Supporting Children and Young People Involved in Bullying
We now recognise that, for schools to effectively challenge bullying, we need to work with all children / young people and adults. This is because everyone plays a role in any bullying situation and everyone has a responsibility to challenge bullying when it occurs. In this section, we give a breakdown of the different roles children / young people can take within a bullying situation and some simple tips on how to best support each of them.
Supporting children/ young people who bully
Children/ Young people should never be labelled a bully as it can be very hard to leave the label behind and become known as someone more positive– rather we use the term ’children/ young people who use bullying behaviour’. The DCSF prefers the term ‘ringleaders’ to mean children who seem to direct bullying behaviour.
The reasons someone uses bullying behaviour are complex. They can include:
- a need to feel powerful
- a desire for material possessions which they cannot afford/ have
- a victim-bully cycle where a young person is bullied themselves in another context and so presents bullying behaviour at school
- low self-esteem and self-confidence
- mirroring of behaviours and coping methods they see at home
- having a negative reputation which they feel they cannot change
- a need to hide something about themselves and prevent potential questions
Some young people simply do not realise the effects that their behaviour is having on others. Making them clearly aware of this can sometimes have a profound effect.
You need to address the underlying reasons why a young person is behaving in a certain way while emphasising the unacceptability of bullying behaviour.
Do this by making it clear that...
- bullying in any form is unacceptable – Make sure your school has a clear and consistent behaviour policy which is fairly and consistently adhered to.
- you will respond every time. If you let things go sometimes, it becomes impossible for children/ young people to understand when they are then told that they are unacceptable
- everyone is responsible for their own actions and behaviour.
- you are working together with parents and outside agencies to resolve bullying concerns.
Victims / Recipients of bullying behaviour
Children / Young people who have been bullied are likely to need lots of support and encouragement. You should ensure that they are praised for having told an adult what has been happening. Often they will feel disempowered and vulnerable, it is important that you do not compound these feelings by making them even less powerful now that they have told someone. Make sure that you keep them informed about what will happen next and what to do if bullying happens again. Try to involve them in deciding what action is taken or how the situation is resolved if this is at all possible!.

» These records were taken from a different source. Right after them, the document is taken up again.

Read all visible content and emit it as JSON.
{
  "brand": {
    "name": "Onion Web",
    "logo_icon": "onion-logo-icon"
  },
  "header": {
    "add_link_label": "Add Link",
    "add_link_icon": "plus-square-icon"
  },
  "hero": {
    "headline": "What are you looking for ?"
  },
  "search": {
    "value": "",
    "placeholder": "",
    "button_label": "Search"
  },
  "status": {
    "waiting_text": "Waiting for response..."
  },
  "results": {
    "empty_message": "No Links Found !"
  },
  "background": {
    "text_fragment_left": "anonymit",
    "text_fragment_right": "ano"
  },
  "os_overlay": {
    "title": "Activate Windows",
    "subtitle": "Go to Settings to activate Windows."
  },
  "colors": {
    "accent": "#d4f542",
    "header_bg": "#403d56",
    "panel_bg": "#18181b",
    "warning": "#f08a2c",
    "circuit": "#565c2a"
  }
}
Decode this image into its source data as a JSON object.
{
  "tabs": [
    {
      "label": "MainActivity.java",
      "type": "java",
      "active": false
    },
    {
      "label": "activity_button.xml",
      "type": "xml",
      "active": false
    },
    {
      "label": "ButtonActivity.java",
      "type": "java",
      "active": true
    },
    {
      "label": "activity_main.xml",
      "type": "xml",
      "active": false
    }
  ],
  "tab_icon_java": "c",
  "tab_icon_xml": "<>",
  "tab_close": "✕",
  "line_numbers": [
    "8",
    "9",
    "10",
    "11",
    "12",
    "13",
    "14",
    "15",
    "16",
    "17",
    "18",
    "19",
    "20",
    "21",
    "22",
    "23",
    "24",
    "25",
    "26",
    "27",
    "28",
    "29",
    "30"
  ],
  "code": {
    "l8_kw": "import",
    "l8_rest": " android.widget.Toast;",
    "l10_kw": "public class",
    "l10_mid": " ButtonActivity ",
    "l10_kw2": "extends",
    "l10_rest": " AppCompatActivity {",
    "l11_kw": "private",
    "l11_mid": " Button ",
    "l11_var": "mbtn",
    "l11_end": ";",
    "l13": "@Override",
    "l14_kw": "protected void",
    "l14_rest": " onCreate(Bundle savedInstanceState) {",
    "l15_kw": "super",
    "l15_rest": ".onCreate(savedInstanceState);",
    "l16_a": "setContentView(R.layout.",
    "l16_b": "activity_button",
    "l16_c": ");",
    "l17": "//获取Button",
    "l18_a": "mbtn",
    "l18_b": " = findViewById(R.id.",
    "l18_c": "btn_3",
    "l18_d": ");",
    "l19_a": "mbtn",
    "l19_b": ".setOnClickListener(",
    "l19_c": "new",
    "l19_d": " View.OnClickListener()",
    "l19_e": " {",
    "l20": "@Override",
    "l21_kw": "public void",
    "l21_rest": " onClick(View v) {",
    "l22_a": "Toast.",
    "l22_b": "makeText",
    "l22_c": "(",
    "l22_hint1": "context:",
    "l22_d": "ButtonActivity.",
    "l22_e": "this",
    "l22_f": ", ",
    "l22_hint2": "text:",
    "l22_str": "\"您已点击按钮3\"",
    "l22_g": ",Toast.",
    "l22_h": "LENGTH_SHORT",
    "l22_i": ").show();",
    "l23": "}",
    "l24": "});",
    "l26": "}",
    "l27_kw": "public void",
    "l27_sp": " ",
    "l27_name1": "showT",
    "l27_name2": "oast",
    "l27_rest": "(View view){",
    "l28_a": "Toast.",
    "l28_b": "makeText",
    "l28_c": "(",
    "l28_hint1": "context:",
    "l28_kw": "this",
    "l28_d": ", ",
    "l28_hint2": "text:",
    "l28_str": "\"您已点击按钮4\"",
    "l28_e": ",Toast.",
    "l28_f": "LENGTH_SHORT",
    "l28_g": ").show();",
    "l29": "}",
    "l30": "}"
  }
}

Sometimes children appear to be caught in a cycle of assuming the role of ‘victim’ throughout their time at school. This victim status can often accompany them into adulthood. It is really important that children who are in this position are encouraged into a more positive self-image. You should also try to work on building that child/ young persons’ self-esteem and self-worth.
Associates/ Assistants…are children/ young people who befriend the ring-leader. They do not lead the bullying, but often contribute and support the ring-leader. It is important that these children / young people are encouraged to see how their behaviour is contributing to bullying within a school and that everyone has a responsibility to ensure bullying doesn’t happen and, when it does, it promptly and appropriately responded to.
Reinforces …are children / young people who would say that they do not join in with the bullying but who, by laughing, shouting or cheering, send a positive message to that bullying behaviour is acceptable. Incidents where other children do this can be even more hurtful for children who are bullied as they can begin to feel that everyone is against them, and that there might actually be something wrong with them.
Bystanders …are individuals who do not actively participate or endorse bullying behaviour, but who make up an audience to the bullying behaviour. They do not join in, but, likewise they don’t do anything to help or support the targeted young person.
Defenders … are young people / children who do something when they see a bullying incident. Some may actively get involved and say that they think that bullying is unacceptable, some may get an adult and others may comfort and befriend a child / young person who is experiencing bullying behaviour.